Periodista ecuatoriano es asesinado a balazos en Esmeraldas, cerca de la frontera con Colombia

El periodista Patricio Aguilar, director de El Libertador, fue asesinado en Esmeraldas mientras cubría un hecho noticioso. Su muerte resalta la creciente violencia en Ecuador, que sigue fuera de control a pesar de las medidas del gobierno.

En un trágico suceso, el periodista ecuatoriano Patricio Aguilar, director del periódico El Libertador, fue asesinado el 4 de marzo en la provincia de Esmeraldas, una zona fronteriza con Colombia, conocida por su creciente actividad delictiva. Aguilar, quien se encontraba en el municipio de Quinindé para cubrir un suceso, recibió más de diez disparos, lo que denota la brutalidad de este crimen.

Patricio Aguilar era un reconocido periodista con una destacada carrera en medios de comunicación ecuatorianos. Además de ser director de El Libertador, un periódico comunitario, se desempeñó como corresponsal para varios medios impresos de Guayaquil. La ciudad de Guayaquil ha sido epicentro de la violencia en los últimos años debido a la expansión de grupos criminales en el país.

El asesinato de Aguilar ocurre en un contexto de creciente inseguridad en Ecuador, donde la violencia se ha disparado en las últimas semanas. El gobierno del presidente Daniel Noboa, quien asumió el cargo en noviembre de 2023, ha declarado un conflicto armado interno contra las bandas criminales y ha implementado estados de excepción en varias provincias. Sin embargo, estas medidas no han logrado frenar la ola de violencia que afecta a todo el país.

La provincia de Esmeraldas, en particular, ha sido golpeada por la actividad de grupos criminales, principalmente involucrados en el narcotráfico y otras actividades ilícitas.

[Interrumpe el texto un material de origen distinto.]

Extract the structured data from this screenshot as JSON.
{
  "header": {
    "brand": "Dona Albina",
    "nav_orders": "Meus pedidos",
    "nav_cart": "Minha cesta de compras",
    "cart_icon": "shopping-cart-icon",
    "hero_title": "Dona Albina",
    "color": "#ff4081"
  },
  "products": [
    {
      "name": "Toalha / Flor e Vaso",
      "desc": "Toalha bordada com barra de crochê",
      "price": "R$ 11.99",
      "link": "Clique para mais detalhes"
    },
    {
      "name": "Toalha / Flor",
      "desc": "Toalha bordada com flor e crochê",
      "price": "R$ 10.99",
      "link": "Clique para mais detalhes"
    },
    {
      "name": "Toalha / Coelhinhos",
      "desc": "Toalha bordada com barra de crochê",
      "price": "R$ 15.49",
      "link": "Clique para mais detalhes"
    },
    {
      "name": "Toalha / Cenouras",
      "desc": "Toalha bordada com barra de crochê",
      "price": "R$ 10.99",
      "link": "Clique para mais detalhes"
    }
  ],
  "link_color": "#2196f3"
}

Este tipo de crimen organizado ha generado una atmósfera de temor y desesperación entre los habitantes de la zona, quienes ven cómo su seguridad se ve amenazada a diario.

El presidente Noboa, al igual que su predecesor, ha apostado por la militarización de varias regiones y el uso de Fuerzas Armadas para intentar contener la violencia. No obstante, estos esfuerzos no han sido suficientes, y la situación sigue siendo alarmante, con un aumento sostenido de homicidios y crímenes violentos.

En los primeros meses de 2024, Ecuador ha registrado cifras de homicidios nunca vistas, con 781 muertes violentas sólo en enero. Este aumento es un reflejo de la incapacidad del Estado para poner freno a la delincuencia organizada. En comparación con años anteriores, la situación parece haber empeorado considerablemente.

El asesinato de Aguilar no solo evidencia la grave crisis de seguridad en el país, sino también el nivel de impunidad con el que operan los grupos criminales. El hecho de que un periodista, cuya labor es esencial para la democracia, haya sido asesinado de manera tan violenta, pone en duda la eficacia de las políticas implementadas por el gobierno.

A pesar de los esfuerzos por parte del gobierno de Noboa para abordar la situación con medidas de excepción, la violencia sigue escalando. Apenas unas horas antes de la muerte de Aguilar, cuatro presuntos miembros de una banda criminal fueron ejecutados en Guayaquil, lo que demuestra el poder de los grupos delictivos en el país.

El impacto de esta violencia también se refleja en el ámbito político. Con las elecciones presidenciales de abril a la vista, la inseguridad y la lucha contra el crimen organizado se han convertido en temas clave en la contienda electoral. El presidente Noboa se enfrenta a la candidata Luisa González, quien se ha pronunciado sobre la necesidad de enfrentar con urgencia el problema de la violencia en el país.

El gobierno de Noboa ha declarado en repetidas ocasiones que su principal objetivo es restablecer el orden público y garantizar la paz social. Sin embargo, los resultados no han sido los esperados. La ciudadanía continúa viviendo con miedo, mientras los índices de criminalidad siguen en aumento.